Puisque septembre et octobre sont les mois pendant lesquels nous devons renouveler nos plantations de fraisiers, parlons un peu de ces plantes et de leurs fruits savoureux.

De tout temps, la fraise fut le régal des gourmets et des gourmands ; sans remonter à la mythologie, au temps où le cyclope Polyphème offrait à la nymphe Galathée de cueillir « de sa main délicate la fraise qui naît à l’ombre des bois », rappelons que Louis XIV était un grand amateur de fraises. Il allait souvent voir son ami La Quintinie, au potager de Versailles, et jugeait par lui-même des progrès faits dans la culture de la fraise des bois.
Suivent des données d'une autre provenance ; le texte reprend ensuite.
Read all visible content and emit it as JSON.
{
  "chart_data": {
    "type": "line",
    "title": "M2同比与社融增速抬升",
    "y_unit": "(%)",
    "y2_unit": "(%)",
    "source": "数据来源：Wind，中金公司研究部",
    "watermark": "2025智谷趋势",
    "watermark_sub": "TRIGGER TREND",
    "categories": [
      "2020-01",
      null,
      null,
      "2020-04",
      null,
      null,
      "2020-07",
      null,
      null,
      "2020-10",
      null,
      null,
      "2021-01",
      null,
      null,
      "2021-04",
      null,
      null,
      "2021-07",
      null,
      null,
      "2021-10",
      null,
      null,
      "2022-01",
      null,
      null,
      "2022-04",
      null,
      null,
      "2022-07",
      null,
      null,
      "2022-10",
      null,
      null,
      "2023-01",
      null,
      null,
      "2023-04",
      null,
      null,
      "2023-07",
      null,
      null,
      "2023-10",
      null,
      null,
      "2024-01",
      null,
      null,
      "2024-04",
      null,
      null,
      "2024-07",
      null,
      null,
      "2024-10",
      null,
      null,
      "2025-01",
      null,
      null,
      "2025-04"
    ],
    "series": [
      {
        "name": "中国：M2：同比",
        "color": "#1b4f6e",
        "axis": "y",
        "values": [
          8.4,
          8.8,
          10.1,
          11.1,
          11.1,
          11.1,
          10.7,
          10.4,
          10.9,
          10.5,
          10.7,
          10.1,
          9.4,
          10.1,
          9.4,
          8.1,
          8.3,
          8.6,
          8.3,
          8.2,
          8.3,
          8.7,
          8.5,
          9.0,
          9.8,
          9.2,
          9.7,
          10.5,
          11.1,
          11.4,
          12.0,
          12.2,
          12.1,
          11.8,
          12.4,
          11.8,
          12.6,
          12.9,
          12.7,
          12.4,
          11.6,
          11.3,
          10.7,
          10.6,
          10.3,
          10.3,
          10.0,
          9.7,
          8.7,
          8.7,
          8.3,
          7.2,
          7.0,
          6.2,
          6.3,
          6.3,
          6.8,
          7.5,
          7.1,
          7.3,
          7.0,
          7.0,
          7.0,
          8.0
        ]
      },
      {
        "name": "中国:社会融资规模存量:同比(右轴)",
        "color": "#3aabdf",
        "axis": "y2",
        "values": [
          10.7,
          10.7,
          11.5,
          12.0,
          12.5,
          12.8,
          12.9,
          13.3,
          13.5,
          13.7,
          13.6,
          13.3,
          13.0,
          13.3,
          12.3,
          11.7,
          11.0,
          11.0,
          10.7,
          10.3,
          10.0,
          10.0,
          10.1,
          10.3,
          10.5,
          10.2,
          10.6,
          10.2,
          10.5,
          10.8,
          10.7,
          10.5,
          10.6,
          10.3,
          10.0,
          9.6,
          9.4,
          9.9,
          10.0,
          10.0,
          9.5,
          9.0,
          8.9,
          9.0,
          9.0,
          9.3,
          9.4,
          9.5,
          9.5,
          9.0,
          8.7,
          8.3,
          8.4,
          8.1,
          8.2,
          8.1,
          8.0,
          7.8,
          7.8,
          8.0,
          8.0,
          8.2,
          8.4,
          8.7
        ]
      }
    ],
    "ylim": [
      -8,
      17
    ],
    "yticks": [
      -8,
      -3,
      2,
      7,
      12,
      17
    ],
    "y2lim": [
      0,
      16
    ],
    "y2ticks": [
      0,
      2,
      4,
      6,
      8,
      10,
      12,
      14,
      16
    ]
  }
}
Il « s’en crevait » littéralement, selon l’expression de l’époque, à tel point que son médecin Fragon dut lui interdire complètement d’en manger.
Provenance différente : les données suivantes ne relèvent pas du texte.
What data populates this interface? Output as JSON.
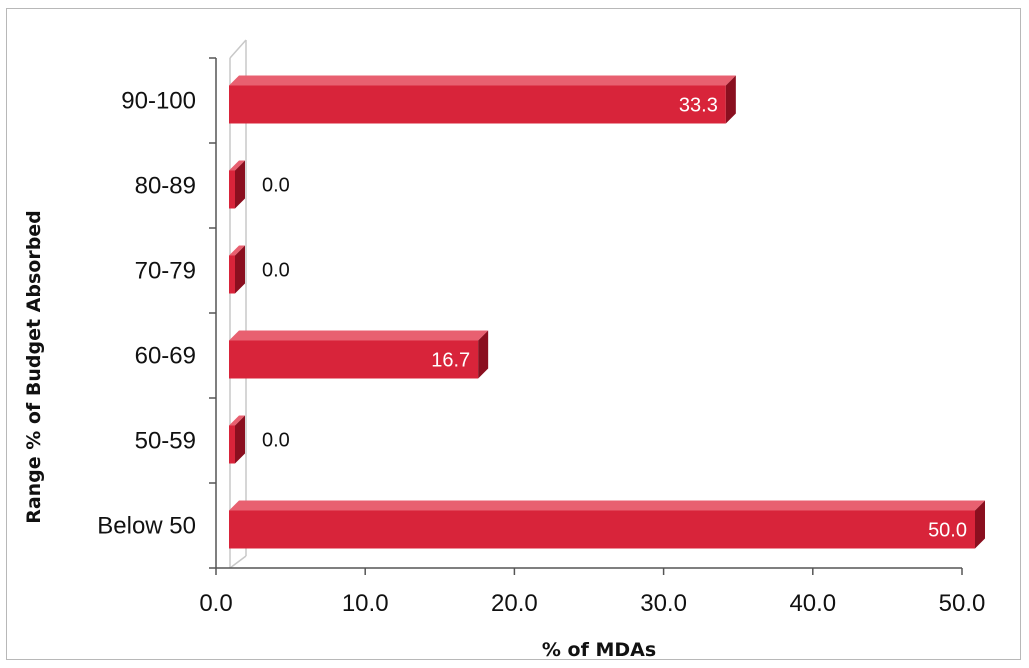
{
  "chart_data": {
    "type": "bar",
    "orientation": "horizontal",
    "title": "",
    "categories": [
      "90-100",
      "80-89",
      "70-79",
      "60-69",
      "50-59",
      "Below 50"
    ],
    "values": [
      33.3,
      0.0,
      0.0,
      16.7,
      0.0,
      50.0
    ],
    "value_labels": [
      "33.3",
      "0.0",
      "0.0",
      "16.7",
      "0.0",
      "50.0"
    ],
    "xlabel": "% of MDAs",
    "ylabel": "Range % of Budget Absorbed",
    "xlim": [
      0,
      50
    ],
    "xticks": [
      "0.0",
      "10.0",
      "20.0",
      "30.0",
      "40.0",
      "50.0"
    ],
    "grid": false,
    "legend": "none",
    "bar_color": "#d8243a",
    "bar_top_color": "#e86070",
    "bar_side_color": "#8a0f1f"
  }
}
Les poètes ont chanté la fraise, les amoureux vont la découvrir sous la futaie. Plus prosaïquement, nous cultivons le fraisier, afin de garnir nos tables de ses fruits charnus, sucrés, parfumés, riches en vitamines C, qu’il faut ingérer pour se protéger du rachitisme, des rhumes, grippes, états de fatigue et d’asthénie, toutes formes larvées du scorbut.

Trois grandes variétés de fraisiers sont cultivées :

Les fraisiers à petits fruits, dont la fraise des bois, petite, ronde ou allongée, a été longtemps le type ; le fraisier des Alpes, qui donne un fruit plus gros, plus tardif (dix jours environ), mais à floraison continue, a, par semis et sélection, donné naissance à cette autre variété que nous nommons fraisier des quatre saisons, dont Janus, Belle-de-Meaux, la Généreuse, Monstrueuse Caennaise sont les plus beaux types. Nous avons aussi ces fraisiers des quatre saisons sans filets, nommés Gaillon blanc et rouge, excellents pour bordure.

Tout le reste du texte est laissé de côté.